LHS: All possible selections minus the case where none of the candidates are selected.
RHS: Level 1 candidate chosen + level 2 candidate chosen + level 3 candidate chosen.
On
Combinatorial proof without words:
\begin{align*} \hline \end{align*}
Or with some words:
We consider the lattice paths of length $n$ from $(0,0)$ to $(k,n-k)$ consisting of $(1,0)$-steps and $(0,1)$-steps only. The number of these paths is $$\binom{n}{k}$$ since we have to choose precisely $k$ $(1,0)$-steps out of $n$ steps.
The identity \begin{align*} \underbrace{\binom{n}{k}}_{\color{blue}{\textbf{P}}} -\underbrace{\binom{n-3}{k}}_{\color{red}{\textbf{Q}}} =\underbrace{\binom{n-1}{k-1}}_{\textbf{R}} + \underbrace{\binom{n-2}{k-1}}_{\textbf{S}} + \underbrace{\binom{n-3}{k-1}}_{\textbf{T}} \end{align*} is valid, since
- the number of paths from $(0,0)$ to $\color{blue}{P=(k,n-k)}$ which do not pass $\color{red}{Q=(k,n-3-k)}$
is the same as the number of paths from $(0,0)$ which go either
to $R=(k-1,n-k)$
or $S=(k-1,n-1-k)$
or $T=(k-1,n-2-k)$.
Note: Each of the paths to $R,S,T$ can be uniquely extended to $P$ via a $(1,0)$-step followed by zero, one or two $(0,1)$ steps.

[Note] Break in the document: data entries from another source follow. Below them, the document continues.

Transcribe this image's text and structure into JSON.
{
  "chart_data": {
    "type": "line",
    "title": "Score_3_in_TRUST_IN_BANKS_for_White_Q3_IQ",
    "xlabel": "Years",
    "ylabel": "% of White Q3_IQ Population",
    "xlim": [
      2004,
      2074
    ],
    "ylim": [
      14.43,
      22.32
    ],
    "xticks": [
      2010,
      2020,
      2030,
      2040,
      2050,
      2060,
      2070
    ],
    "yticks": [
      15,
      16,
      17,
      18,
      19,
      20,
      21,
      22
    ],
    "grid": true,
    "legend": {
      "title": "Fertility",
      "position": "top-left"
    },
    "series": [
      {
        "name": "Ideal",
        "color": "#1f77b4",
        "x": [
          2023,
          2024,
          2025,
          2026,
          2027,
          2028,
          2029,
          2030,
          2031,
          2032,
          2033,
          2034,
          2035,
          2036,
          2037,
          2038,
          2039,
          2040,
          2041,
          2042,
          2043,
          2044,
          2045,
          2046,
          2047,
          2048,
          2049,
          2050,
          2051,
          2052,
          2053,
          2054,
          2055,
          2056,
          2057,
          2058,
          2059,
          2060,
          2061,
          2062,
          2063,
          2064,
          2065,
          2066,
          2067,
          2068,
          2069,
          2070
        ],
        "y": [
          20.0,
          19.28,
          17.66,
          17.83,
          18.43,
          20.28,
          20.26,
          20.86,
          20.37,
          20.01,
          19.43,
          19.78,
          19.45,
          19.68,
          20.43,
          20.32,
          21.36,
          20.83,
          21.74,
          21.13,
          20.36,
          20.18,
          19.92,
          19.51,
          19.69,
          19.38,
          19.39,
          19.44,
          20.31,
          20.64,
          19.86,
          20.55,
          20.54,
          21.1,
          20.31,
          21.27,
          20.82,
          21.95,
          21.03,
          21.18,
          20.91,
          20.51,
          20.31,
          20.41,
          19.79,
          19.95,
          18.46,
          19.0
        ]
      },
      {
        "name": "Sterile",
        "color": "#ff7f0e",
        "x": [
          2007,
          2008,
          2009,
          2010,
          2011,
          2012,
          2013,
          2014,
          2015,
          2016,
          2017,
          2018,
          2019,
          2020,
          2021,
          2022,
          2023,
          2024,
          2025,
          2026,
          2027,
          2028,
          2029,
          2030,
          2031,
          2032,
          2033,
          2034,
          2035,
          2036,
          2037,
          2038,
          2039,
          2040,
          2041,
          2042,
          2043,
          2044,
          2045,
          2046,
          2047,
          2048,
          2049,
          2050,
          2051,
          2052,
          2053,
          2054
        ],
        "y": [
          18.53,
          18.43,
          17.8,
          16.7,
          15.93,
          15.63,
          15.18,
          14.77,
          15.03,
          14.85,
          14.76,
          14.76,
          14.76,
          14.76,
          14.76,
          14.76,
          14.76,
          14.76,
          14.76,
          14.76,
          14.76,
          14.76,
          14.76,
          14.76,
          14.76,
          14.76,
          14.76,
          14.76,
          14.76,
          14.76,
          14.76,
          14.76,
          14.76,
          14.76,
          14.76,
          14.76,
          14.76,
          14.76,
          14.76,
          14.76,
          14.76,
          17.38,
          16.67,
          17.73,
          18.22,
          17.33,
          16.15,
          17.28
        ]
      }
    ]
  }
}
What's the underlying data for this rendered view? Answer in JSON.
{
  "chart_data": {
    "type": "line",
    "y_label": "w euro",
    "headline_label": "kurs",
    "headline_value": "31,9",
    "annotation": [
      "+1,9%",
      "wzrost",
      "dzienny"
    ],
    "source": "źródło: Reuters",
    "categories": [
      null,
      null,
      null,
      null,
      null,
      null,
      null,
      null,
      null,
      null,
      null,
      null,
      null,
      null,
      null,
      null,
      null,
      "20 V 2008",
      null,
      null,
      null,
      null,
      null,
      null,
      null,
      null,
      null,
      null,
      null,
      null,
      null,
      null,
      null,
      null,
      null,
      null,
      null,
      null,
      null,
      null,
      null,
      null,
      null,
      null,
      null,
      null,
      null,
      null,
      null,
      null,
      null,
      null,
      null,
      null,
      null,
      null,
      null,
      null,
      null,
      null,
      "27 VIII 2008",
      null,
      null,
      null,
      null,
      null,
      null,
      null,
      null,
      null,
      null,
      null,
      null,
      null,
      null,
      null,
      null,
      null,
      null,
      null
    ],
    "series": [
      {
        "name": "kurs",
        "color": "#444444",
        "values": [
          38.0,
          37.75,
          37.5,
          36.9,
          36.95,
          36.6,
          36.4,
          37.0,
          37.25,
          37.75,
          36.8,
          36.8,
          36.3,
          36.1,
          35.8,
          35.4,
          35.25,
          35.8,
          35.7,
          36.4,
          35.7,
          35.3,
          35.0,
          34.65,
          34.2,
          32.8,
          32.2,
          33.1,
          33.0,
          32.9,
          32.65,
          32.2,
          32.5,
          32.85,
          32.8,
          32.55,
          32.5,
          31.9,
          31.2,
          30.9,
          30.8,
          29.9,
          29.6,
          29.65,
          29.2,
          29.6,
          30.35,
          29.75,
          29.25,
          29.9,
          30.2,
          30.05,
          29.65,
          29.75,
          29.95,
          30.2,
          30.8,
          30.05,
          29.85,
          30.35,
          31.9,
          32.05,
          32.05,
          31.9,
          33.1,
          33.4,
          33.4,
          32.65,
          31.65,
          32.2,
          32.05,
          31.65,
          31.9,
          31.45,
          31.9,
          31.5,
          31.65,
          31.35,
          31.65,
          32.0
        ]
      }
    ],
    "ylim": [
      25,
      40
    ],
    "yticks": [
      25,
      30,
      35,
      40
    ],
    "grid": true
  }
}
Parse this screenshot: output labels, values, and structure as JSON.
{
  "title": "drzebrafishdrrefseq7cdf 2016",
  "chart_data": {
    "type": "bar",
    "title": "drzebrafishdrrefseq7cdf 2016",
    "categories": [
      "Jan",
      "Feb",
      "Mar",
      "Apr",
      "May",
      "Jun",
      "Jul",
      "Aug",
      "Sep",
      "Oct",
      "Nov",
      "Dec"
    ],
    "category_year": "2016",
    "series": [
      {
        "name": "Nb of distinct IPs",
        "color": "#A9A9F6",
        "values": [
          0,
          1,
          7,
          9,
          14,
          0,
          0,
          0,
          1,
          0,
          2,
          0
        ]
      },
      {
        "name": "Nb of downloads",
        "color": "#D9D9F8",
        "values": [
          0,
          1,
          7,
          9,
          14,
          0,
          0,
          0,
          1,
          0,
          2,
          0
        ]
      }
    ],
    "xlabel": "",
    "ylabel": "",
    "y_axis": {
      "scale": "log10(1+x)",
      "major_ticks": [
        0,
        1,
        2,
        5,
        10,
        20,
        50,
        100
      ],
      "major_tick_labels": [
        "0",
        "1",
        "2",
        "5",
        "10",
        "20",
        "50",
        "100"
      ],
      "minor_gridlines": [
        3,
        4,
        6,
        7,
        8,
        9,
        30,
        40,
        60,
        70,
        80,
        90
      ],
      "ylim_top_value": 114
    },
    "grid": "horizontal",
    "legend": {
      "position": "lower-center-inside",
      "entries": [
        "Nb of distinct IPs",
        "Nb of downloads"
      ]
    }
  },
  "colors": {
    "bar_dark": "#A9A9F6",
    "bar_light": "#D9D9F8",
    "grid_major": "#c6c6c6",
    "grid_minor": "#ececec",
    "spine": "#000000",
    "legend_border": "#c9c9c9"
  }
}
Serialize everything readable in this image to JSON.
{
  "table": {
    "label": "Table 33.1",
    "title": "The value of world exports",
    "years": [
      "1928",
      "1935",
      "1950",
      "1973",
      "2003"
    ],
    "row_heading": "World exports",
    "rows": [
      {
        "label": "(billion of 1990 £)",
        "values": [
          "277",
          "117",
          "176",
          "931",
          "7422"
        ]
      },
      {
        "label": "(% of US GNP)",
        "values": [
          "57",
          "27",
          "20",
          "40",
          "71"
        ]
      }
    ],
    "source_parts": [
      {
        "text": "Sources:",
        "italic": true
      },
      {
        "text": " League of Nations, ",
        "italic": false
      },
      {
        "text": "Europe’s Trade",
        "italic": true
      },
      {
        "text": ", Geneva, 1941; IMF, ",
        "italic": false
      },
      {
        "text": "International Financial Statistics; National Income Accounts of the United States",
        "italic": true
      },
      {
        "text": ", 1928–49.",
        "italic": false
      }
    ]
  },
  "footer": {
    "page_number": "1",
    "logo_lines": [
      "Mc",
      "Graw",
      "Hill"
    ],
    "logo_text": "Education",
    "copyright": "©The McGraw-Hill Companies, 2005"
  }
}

Repeatedly, use the identity (Pascal's Identity), namely $$ \binom{n}{k}=\binom{n-1}{k}+\binom{n-1}{k-1}. $$ Note that $$ \left(\binom{n}{k}-\binom{n-1}{k-1}\right)-\binom{n-2}{k-1}-\binom{n-3}{k-1}-\binom{n-3}{k} $$ equals $$ \binom{n-1}{k}-\binom{n-2}{k-1}-\binom{n-3}{k-1}-\binom{n-3}{k} $$ which equals $$ \binom{n-2}{k}-\binom{n-3}{k-1}-\binom{n-3}{k} $$ which equals $$ \binom{n-3}{k}-\binom{n-3}{k}=0 $$ as desired.